Speaking to barristers at theBar Association annual dinner last week, Sir James Munby said that in his opinion some court processes will be almost entirely digitised in the very near future, in a similar manner to early online divorce and online probate cases. If that comes to pass, how soon are we likely to see such changes? Well, according to the president, digitised proceedings could be partially implemented as early as 2017:
“In times of austerity, and faced with ever-increasing numbers of litigants in person, we must constantly strive to improve, to streamline and to simplify the system,” he said.
“We cannot afford to be complacent or to imagine that there is not much that remains to be done – for otherwise unwelcome changes may be imposed on us from outside,” he added.
However, Munby also warned that whilst there has been significant rapid progress in the digitisation of the court system with the introduction of ‘eFiles’ and ‘eBundles’, there is still a long way to go before the digital process is finally completed. He told the guests that despite the reluctance of some lawyers to bow to the inevitable; progress and modernisation of the court system was needed.
He said a digitised court must be:
“A vision not of some distant future, but of what has to be, and I believe can be, achieved over the next four years of the courts modernisation programme.”
“It is a visionary programme of ambition unprecedented anywhere in the world. But it can be done; it must be done; it will be done. And when it has been done, we will at last have escaped from a court system still in too large part moored in the world of the late Mr Charles Dickens,” he added.
So what will divorce proceedings be like in the future world Munby describes? Well, he believes that in the new digitised world of divorce proceedings, applicants, who will often be unrepresented, will issue proceedings online through an online questionnaire which would capture all relevant information in a user-friendly way. Some proceedings, he believes, will be conducted entirely online.
Judges will interact electronically with parties and their legal representatives, should they choose to have representation. However, whilst he conceded that in more complex cases there may still be a need for a physical court case, these would, in his opinion, only be necessary for the final hearing or for particularly significant interim hearings.

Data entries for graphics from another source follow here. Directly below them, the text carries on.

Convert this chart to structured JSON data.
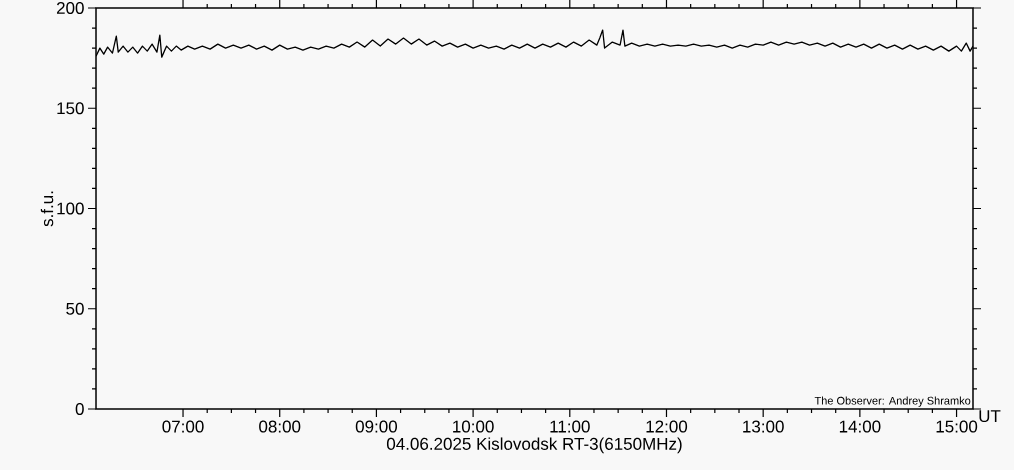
{
  "chart_data": {
    "type": "line",
    "xlabel": "04.06.2025 Kislovodsk RT-3(6150MHz)",
    "ylabel": "s.f.u.",
    "annotations": [
      "UT",
      "The Observer: Andrey Shramko"
    ],
    "xlim": [
      6.1,
      15.17
    ],
    "ylim": [
      0,
      200
    ],
    "xticks": [
      {
        "value": 7,
        "label": "07:00"
      },
      {
        "value": 8,
        "label": "08:00"
      },
      {
        "value": 9,
        "label": "09:00"
      },
      {
        "value": 10,
        "label": "10:00"
      },
      {
        "value": 11,
        "label": "11:00"
      },
      {
        "value": 12,
        "label": "12:00"
      },
      {
        "value": 13,
        "label": "13:00"
      },
      {
        "value": 14,
        "label": "14:00"
      },
      {
        "value": 15,
        "label": "15:00"
      }
    ],
    "yticks": [
      0,
      50,
      100,
      150,
      200
    ],
    "grid": false,
    "series": [
      {
        "color": "#000000",
        "x": [
          6.1,
          6.14,
          6.18,
          6.22,
          6.27,
          6.31,
          6.33,
          6.38,
          6.43,
          6.48,
          6.53,
          6.58,
          6.63,
          6.68,
          6.73,
          6.76,
          6.78,
          6.83,
          6.88,
          6.93,
          6.98,
          7.05,
          7.12,
          7.2,
          7.28,
          7.36,
          7.44,
          7.52,
          7.6,
          7.68,
          7.76,
          7.84,
          7.92,
          8.0,
          8.08,
          8.16,
          8.24,
          8.32,
          8.4,
          8.48,
          8.56,
          8.64,
          8.72,
          8.8,
          8.88,
          8.96,
          9.04,
          9.12,
          9.2,
          9.28,
          9.36,
          9.44,
          9.52,
          9.6,
          9.68,
          9.76,
          9.84,
          9.92,
          10.0,
          10.08,
          10.16,
          10.24,
          10.32,
          10.4,
          10.48,
          10.56,
          10.64,
          10.72,
          10.8,
          10.88,
          10.96,
          11.04,
          11.12,
          11.2,
          11.28,
          11.31,
          11.34,
          11.36,
          11.44,
          11.52,
          11.55,
          11.57,
          11.64,
          11.72,
          11.8,
          11.88,
          11.96,
          12.04,
          12.12,
          12.2,
          12.28,
          12.36,
          12.44,
          12.52,
          12.6,
          12.68,
          12.76,
          12.84,
          12.92,
          13.0,
          13.08,
          13.16,
          13.24,
          13.32,
          13.4,
          13.48,
          13.56,
          13.64,
          13.72,
          13.8,
          13.88,
          13.96,
          14.04,
          14.12,
          14.2,
          14.28,
          14.36,
          14.44,
          14.52,
          14.6,
          14.68,
          14.76,
          14.84,
          14.92,
          15.0,
          15.05,
          15.1,
          15.14,
          15.17
        ],
        "values": [
          176,
          180,
          177,
          180.5,
          177.5,
          186,
          178,
          181,
          178,
          180.5,
          177.5,
          181,
          178.5,
          182,
          178,
          186.5,
          175.5,
          181,
          178.5,
          181,
          179,
          181,
          179.5,
          181,
          179.5,
          182,
          180,
          181.5,
          180,
          181.5,
          179.5,
          181,
          179,
          181.5,
          179.5,
          180.5,
          179,
          180.5,
          179.5,
          181,
          180,
          182,
          180.5,
          183,
          180.5,
          184,
          181,
          184.5,
          182,
          185,
          182,
          184.5,
          181.5,
          183.5,
          181,
          182.5,
          180.5,
          182,
          180,
          181.5,
          180,
          181,
          179.5,
          181.5,
          180,
          182,
          180,
          182,
          180.5,
          182.5,
          180.5,
          183,
          181,
          184,
          181.5,
          185,
          189,
          180,
          183,
          181.5,
          189,
          181,
          182.5,
          181,
          182,
          181,
          182,
          181,
          181.5,
          181,
          182,
          181,
          181.5,
          180.5,
          181.5,
          180,
          181.5,
          180.5,
          182,
          181.5,
          183,
          181.5,
          183,
          182,
          183,
          181.5,
          182.5,
          181,
          182.5,
          180.5,
          182,
          180.5,
          182,
          180,
          182,
          180,
          181.5,
          179.5,
          181.5,
          179.5,
          181,
          179,
          181,
          178.5,
          181,
          178.5,
          182.5,
          178.5,
          181
        ]
      }
    ]
  }
}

He also clarified the position on the involvement of judges in the pre-proceedings phase of some care cases, saying that ‘we have to think in new and perhaps more radical ways about how best to make the child’s journey through the case system as seamless as possible.’
In conclusion, the president of the Family Division told the bar:
“Make the most of direct access. Make the most of the barrister’s equivalent of what the solicitor knows as unbundled legal services. Consider the offer of guaranteed fixed fees. Embrace the opportunities for advocacy in the context of the ever-expanding range of non-court dispute resolution services – arbitration in particular.”
He said that even though these are troubled times for law, the civilised world will always need lawyers, adding: ‘this is a time for courage but also for optimism.’